Good for you for sticking it out…I know I couldn’t do it. You’re a strong lady!
wonderful pea / 17279 posts
I am bit confused about sex being revealed in the 1980s. @Mrs.Cake: Are you sure your mom just elected not to know? I was born in 1982 and my mom knew she was having a girl- verified by the doctor.
pea / 17 posts
I didn’t find our with our first baby and with #2 I think we will keep it a surprise too. With twins though- YES! I would have to know. It would be too overwhelming for a Type A not to know!
nectarine / 2765 posts
I’m obviously very late to this party…however, we’re having twins & are not finding out.

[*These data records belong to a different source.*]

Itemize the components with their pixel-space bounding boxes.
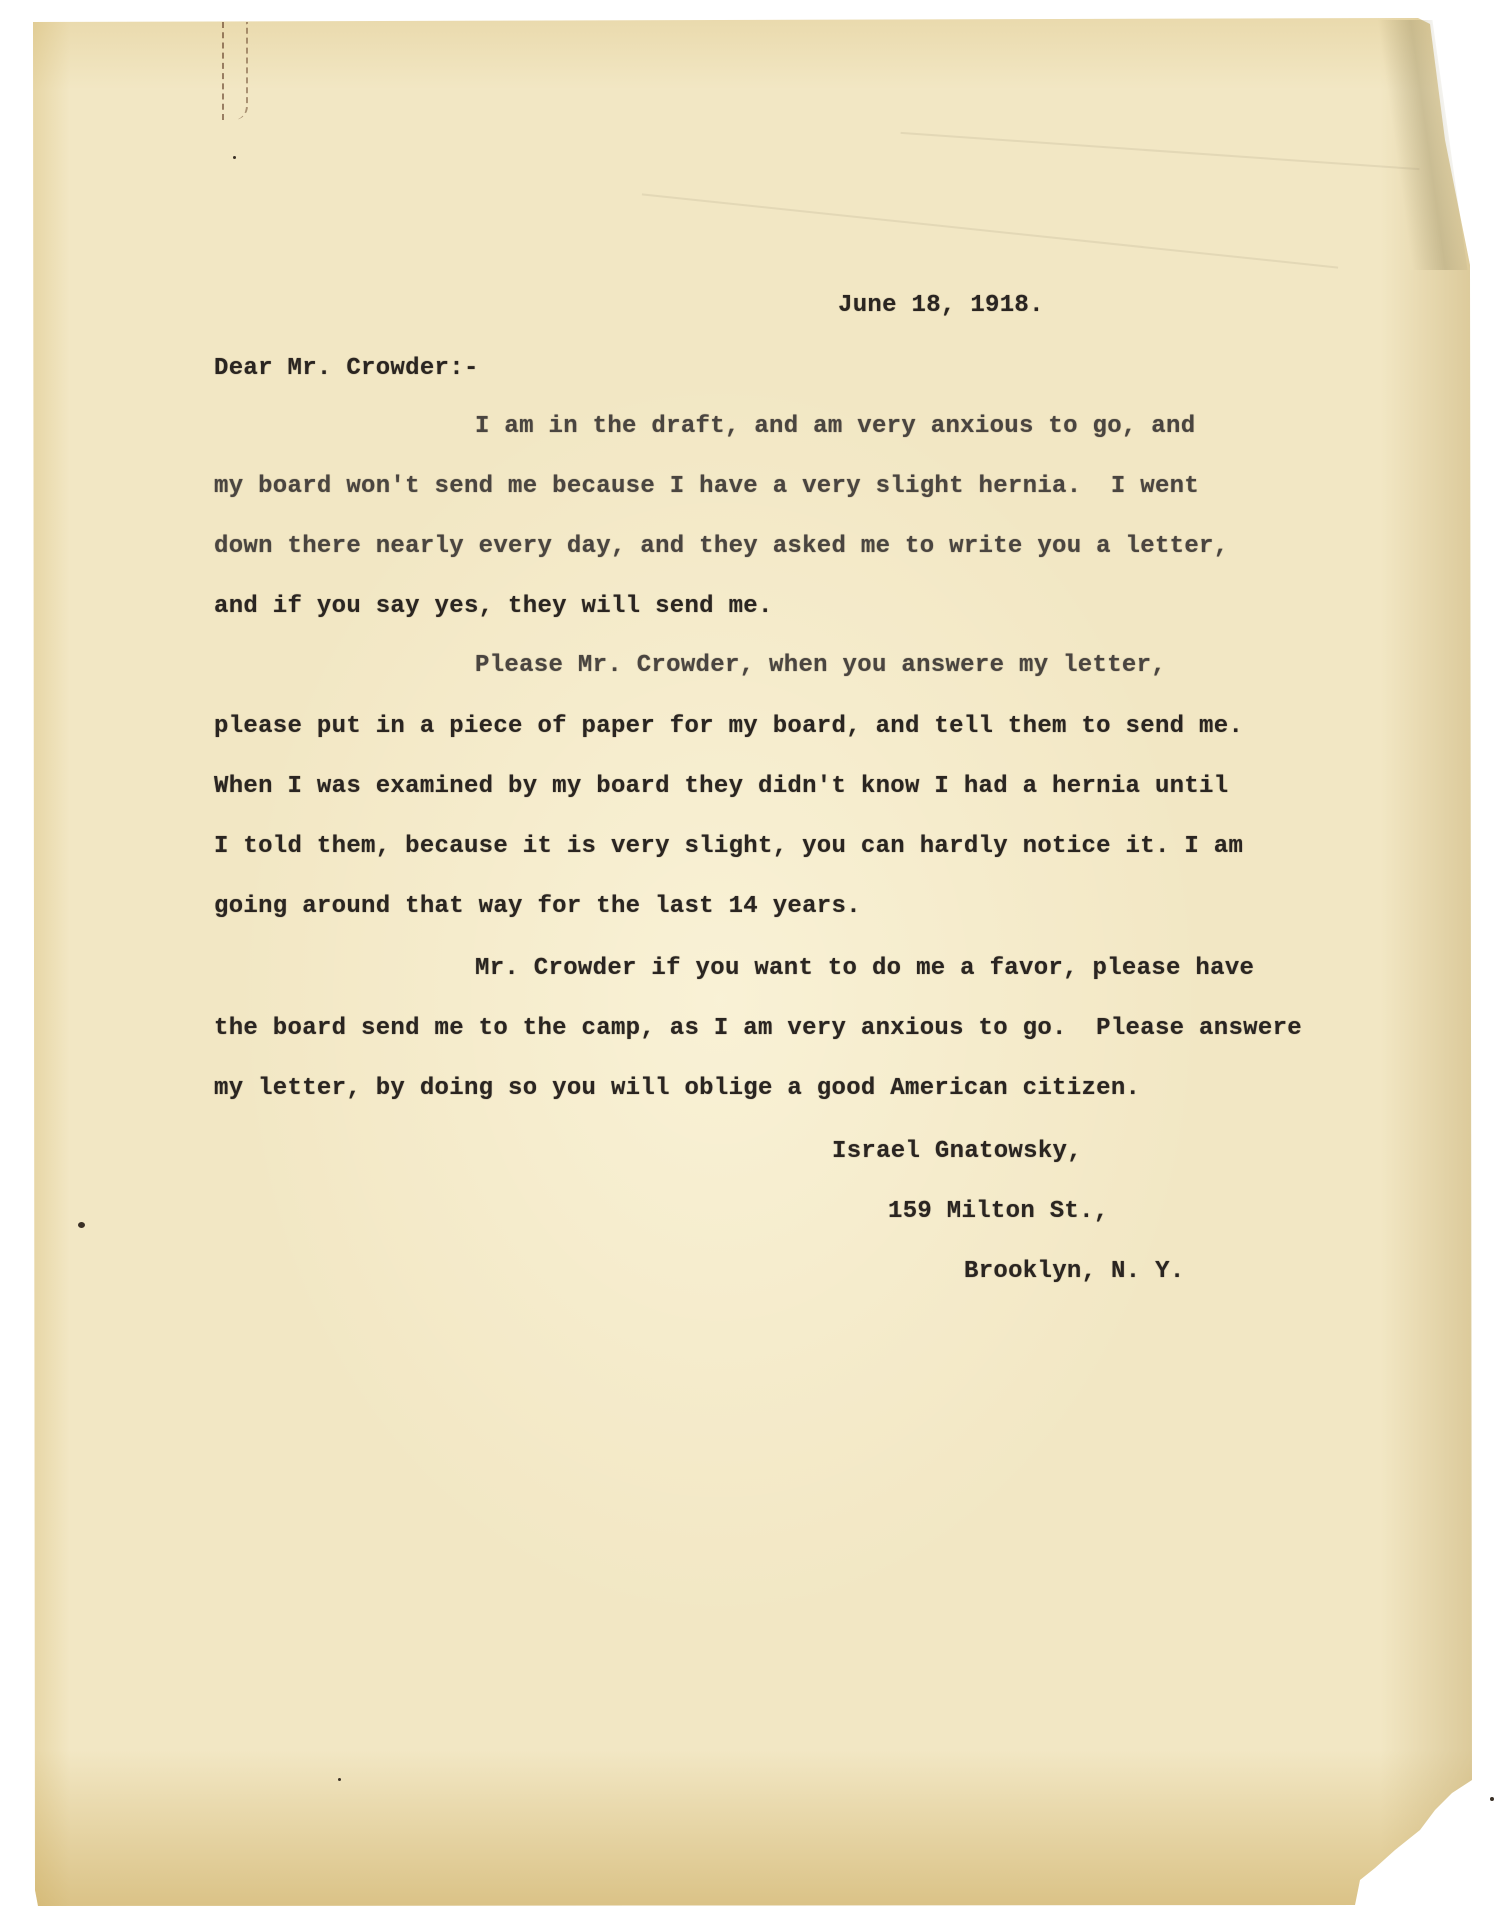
paragraph-line: my board won't send me because I have a … xyxy=(214,473,1199,500)
paragraph-line: I am in the draft, and am very anxious t… xyxy=(475,413,1195,440)
paragraph-line: When I was examined by my board they did… xyxy=(214,773,1228,800)
ink-speck xyxy=(1490,1797,1494,1801)
letter-salutation: Dear Mr. Crowder:- xyxy=(214,355,479,382)
paragraph-line: Please Mr. Crowder, when you answere my … xyxy=(475,652,1166,679)
paragraph-line: and if you say yes, they will send me. xyxy=(214,593,773,620)
paragraph-line: the board send me to the camp, as I am v… xyxy=(214,1015,1302,1042)
ink-speck xyxy=(78,1222,85,1228)
paragraph-line: down there nearly every day, and they as… xyxy=(214,533,1228,560)
paragraph-line: please put in a piece of paper for my bo… xyxy=(214,713,1243,740)
ink-speck xyxy=(338,1778,341,1781)
paragraph-line: Mr. Crowder if you want to do me a favor… xyxy=(475,955,1254,982)
letter-date: June 18, 1918. xyxy=(838,292,1044,319)
signature-name: Israel Gnatowsky, xyxy=(832,1138,1082,1165)
signature-city: Brooklyn, N. Y. xyxy=(964,1258,1185,1285)
ink-speck xyxy=(233,156,236,159)
staple-mark xyxy=(222,22,248,120)
paragraph-line: I told them, because it is very slight, … xyxy=(214,833,1243,860)
paragraph-line: going around that way for the last 14 ye… xyxy=(214,893,861,920)
signature-street: 159 Milton St., xyxy=(888,1198,1109,1225)
paragraph-line: my letter, by doing so you will oblige a… xyxy=(214,1075,1140,1102)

My husband is very adamant about this, and, I’m perfectly fine not knowing. It makes the Type A planner in me a little uneasy, but, I think it’ll be worth it.
honeydew / 7968 posts
My hubby wanted to not find out. No way, especially since I had twins! I told him,I’ll find out and won’t tell him. He wasn’t having that lol. Since we have one of each, if we have another, I’m down to being surprised!